India has ramped up the screening of travellers to keep the coronavirus at bay but a flurry of new cases has experts warning that it may be hard to contain a spread in densely populated South Asia with its generally poor medical infrastructure.
India, Pakistan and Bangladesh are home to some 1.7 billion people, or more than a fifth of the world’s population, but their over-stretched health systems could struggle to handle the type of intensive care required for coronavirus patients.
On top of that, a prevalence of existing health problems such as diabetes could spell trouble while the sort of sweeping restrictions China has imposed to stifle the virus would be hugely difficult in South Asia’s more unruly cities.
“The way Indian society is structured, the kind of lockdown that many countries including China and Japan have instituted, is pretty much impossible even under good circumstances,” said Vivekanand Jha, executive director of the George Institute for Public Health, in New Delhi.
India’s total confirmed coronavirus rose to 29 on Wednesday, from six early this week.
The coronavirus, which emerged in China late last year, has infected more than 95,000 people globally, and killed more than 3,200, most of them in China.

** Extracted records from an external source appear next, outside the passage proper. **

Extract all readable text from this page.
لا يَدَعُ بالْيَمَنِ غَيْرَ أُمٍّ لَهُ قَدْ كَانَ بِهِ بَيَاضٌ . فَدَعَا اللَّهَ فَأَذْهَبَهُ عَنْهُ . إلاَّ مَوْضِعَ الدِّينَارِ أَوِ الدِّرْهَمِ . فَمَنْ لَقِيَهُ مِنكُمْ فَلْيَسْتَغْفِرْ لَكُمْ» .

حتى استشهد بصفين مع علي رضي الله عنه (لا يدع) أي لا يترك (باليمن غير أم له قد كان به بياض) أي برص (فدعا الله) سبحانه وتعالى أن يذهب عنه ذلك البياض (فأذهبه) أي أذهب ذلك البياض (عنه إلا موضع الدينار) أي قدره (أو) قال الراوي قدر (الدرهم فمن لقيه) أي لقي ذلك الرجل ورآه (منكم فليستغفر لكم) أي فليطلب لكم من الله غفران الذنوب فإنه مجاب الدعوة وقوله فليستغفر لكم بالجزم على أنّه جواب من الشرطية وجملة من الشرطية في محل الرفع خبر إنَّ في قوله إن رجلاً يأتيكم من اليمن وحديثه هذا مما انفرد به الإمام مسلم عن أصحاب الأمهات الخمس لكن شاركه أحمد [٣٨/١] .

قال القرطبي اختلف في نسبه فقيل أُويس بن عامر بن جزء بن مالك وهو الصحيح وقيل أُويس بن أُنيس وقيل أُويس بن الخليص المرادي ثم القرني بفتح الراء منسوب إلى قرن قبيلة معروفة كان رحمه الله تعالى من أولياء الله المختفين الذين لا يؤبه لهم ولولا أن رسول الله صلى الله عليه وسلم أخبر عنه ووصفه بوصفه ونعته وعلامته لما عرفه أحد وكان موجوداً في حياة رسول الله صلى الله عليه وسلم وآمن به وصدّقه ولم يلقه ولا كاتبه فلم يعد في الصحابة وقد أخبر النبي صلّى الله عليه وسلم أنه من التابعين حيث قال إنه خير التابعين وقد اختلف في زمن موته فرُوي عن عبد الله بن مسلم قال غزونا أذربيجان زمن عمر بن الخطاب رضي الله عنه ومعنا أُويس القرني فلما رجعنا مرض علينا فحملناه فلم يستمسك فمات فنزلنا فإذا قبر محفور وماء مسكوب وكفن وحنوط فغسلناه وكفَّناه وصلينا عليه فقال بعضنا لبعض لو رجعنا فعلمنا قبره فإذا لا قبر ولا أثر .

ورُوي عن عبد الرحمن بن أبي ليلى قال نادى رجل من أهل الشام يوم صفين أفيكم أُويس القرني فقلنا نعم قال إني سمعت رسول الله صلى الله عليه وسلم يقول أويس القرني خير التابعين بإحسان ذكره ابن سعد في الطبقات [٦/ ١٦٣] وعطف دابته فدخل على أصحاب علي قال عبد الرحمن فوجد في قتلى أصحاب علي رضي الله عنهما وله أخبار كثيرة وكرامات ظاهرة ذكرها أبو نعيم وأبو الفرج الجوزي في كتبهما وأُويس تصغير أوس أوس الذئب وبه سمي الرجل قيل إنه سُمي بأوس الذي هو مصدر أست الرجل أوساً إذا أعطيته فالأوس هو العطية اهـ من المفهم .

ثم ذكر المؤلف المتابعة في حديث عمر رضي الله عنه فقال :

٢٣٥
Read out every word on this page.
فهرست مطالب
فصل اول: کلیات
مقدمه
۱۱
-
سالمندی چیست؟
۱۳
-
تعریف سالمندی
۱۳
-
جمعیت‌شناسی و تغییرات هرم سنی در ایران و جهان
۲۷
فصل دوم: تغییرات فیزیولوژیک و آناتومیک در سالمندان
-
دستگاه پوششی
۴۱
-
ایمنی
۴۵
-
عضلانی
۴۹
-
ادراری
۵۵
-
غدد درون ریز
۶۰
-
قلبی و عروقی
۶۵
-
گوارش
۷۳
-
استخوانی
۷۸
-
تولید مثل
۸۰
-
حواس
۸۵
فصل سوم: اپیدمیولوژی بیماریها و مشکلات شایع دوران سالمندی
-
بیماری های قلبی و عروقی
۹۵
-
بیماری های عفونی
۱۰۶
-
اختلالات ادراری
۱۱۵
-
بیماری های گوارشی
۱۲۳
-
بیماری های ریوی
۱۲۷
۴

Some health experts fear that even with the recent spike in cases, India’s actual tally could be much bigger.
“There is a strong possibility that the number of cases in India is much higher than what has been detected,” Arunkumar G., director of the Manipal Institute of Virology, said, citing a virus incubation of up to two weeks.
Fears were fanned this week when India’s health minister disclosed that 16 foreign tourists who have tested positive had been touring since mid-February.
Last week, U.S. intelligence sources told Reuters that India’s available countermeasures and the potential for the virus to spread its dense population was a focus of serious concern.